Professional Review of "Monk Comes Down the Mountain (2015) (DVD) (English Subtitled) (Hong Kong Version)"

View Professional Review:
October 31, 2016

Chen Kaige delivers a change-of-pace with the enjoyable if slight martial arts fable Monk Comes Down the Mountain. Based on a novel of the same name by writer-filmmaker Xu Haofeng (The Sword Identity, the screenplay for The Grandmaster), Monk – like much of Xu's oeuvre – deconstructs the martial arts genre by taking its themes and iconography and diffusing them through an earthly lens. Taking place in 1930s China, this period comedy-adventure concerns monk He Anxia (Wang Baoqiang), who leaves his monastery and is challenged to remain true to himself while travelling through the far-from-pure secular world. He's journey is told episodically as he encounters one learned master after the other, starting with doctor Cui Daoning (Fan Wei) and moving to monk Rusong (Wang Xueqi) before settling into apprenticeships with martial artists Zhou Xiyu (Aaron Kwok) and Boss Zha (Chang Chen). Along the way, He meets many saints and sinners, witnesses both good and evil, and even becomes a sinner himself.

Each stop on He's journey brings him new knowledge and insight into the world. Through Daoning, He is introduced to lust and betrayal; through Xiyu, He encounters virtue and austerity; and through Ruson, He finds temptation and greater understanding. Rusong, in particular, brings a strong Buddhist ethos to the film, and it's easy to see how the filmmakers use these clashes between the secular and the spiritual worlds to illuminate the genre and its characters. At the same time, whatever He learns doesn't seem to have a lasting effect on his personality. He Anxin is like an innocent child who's exposed to good and bad influences, and while he sometimes registers affect from his encounters, he ultimately doesn't change all that much. In that way, He Anxin functions similar to Forrest Gump, in that the character is used to reveal and satirize aspects of the world around him. He Anxin may be the star of the movie, but the movie is perhaps not about him.

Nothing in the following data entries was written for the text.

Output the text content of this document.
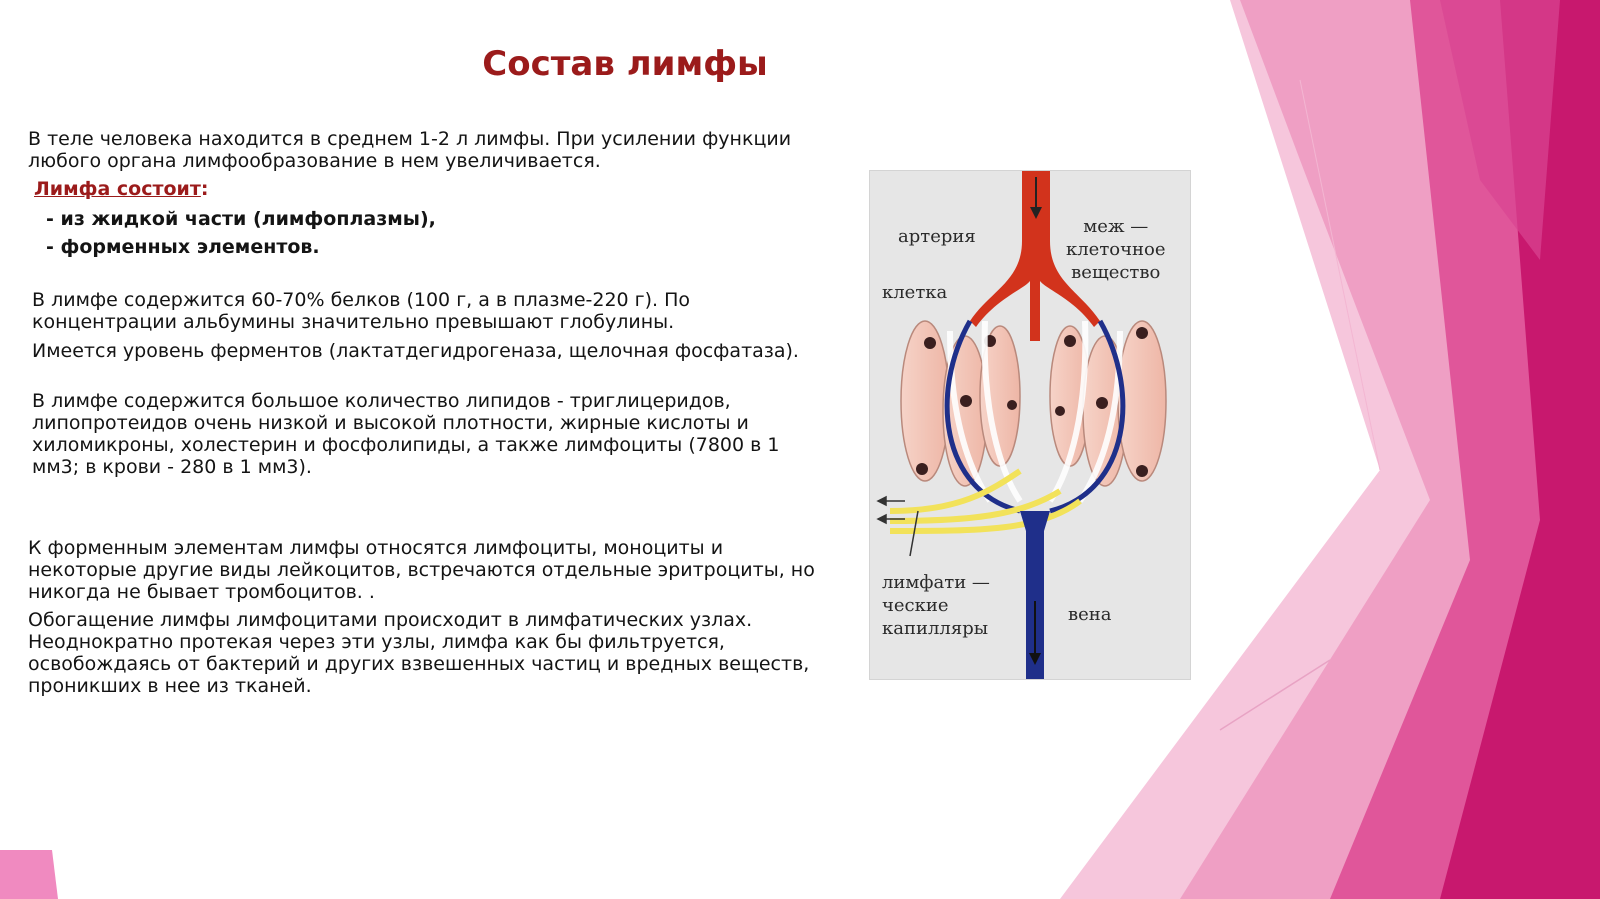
Состав лимфы

В теле человека находится в среднем 1-2 л лимфы. При усилении функции любого органа лимфообразование в нем увеличивается.

Лимфа состоит:
- из жидкой части (лимфоплазмы),
- форменных элементов.

В лимфе содержится 60-70% белков (100 г, а в плазме-220 г). По концентрации альбумины значительно превышают глобулины.

Имеется уровень ферментов (лактатдегидрогеназа, щелочная фосфатаза).

В лимфе содержится большое количество липидов - триглицеридов, липопротеидов очень низкой и высокой плотности, жирные кислоты и хиломикроны, холестерин и фосфолипиды, а также лимфоциты (7800 в 1 мм3; в крови - 280 в 1 мм3).

К форменным элементам лимфы относятся лимфоциты, моноциты и некоторые другие виды лейкоцитов, встречаются отдельные эритроциты, но никогда не бывает тромбоцитов. .

Обогащение лимфы лимфоцитами происходит в лимфатических узлах. Неоднократно протекая через эти узлы, лимфа как бы фильтруется, освобождаясь от бактерий и других взвешенных частиц и вредных веществ, проникших в нее из тканей.

артерия	меж —
клеточное
вещество
клетка
лимфати —
ческие
капилляры
вена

He Anxin ends up performing some dark acts himself, and should logically change as a result. However, whenever each episode starts up, He seems back to his innocent, gee-whiz self, which makes the character and narrative seem disconnected. Also, the lengthy action scenes, while genuinely entertaining, don't comment on the genre like those in The Sword Identity. That film revealed grand-sounding martial arts techniques to be pretentious and even ridiculous by showing them in a grounded, satirical manner. In Monk, the action resembles the CGI-enhanced, impactful wire-fu seen in many 21st century wuxia films, and functions mostly as audience-pleasing spectacle. There's an incongruity here in filmmaker intent and actual execution. By offering commentary on the martial arts genre and serving up cool martial arts scenes, Chen Kaige is trying to have his cake and eat it too. To compensate for this superficiality, the film offers voiceover that explicates story themes and even He Anxin's character arc – though it sometimes reaches conclusions that don't seem to match He's onscreen behavior.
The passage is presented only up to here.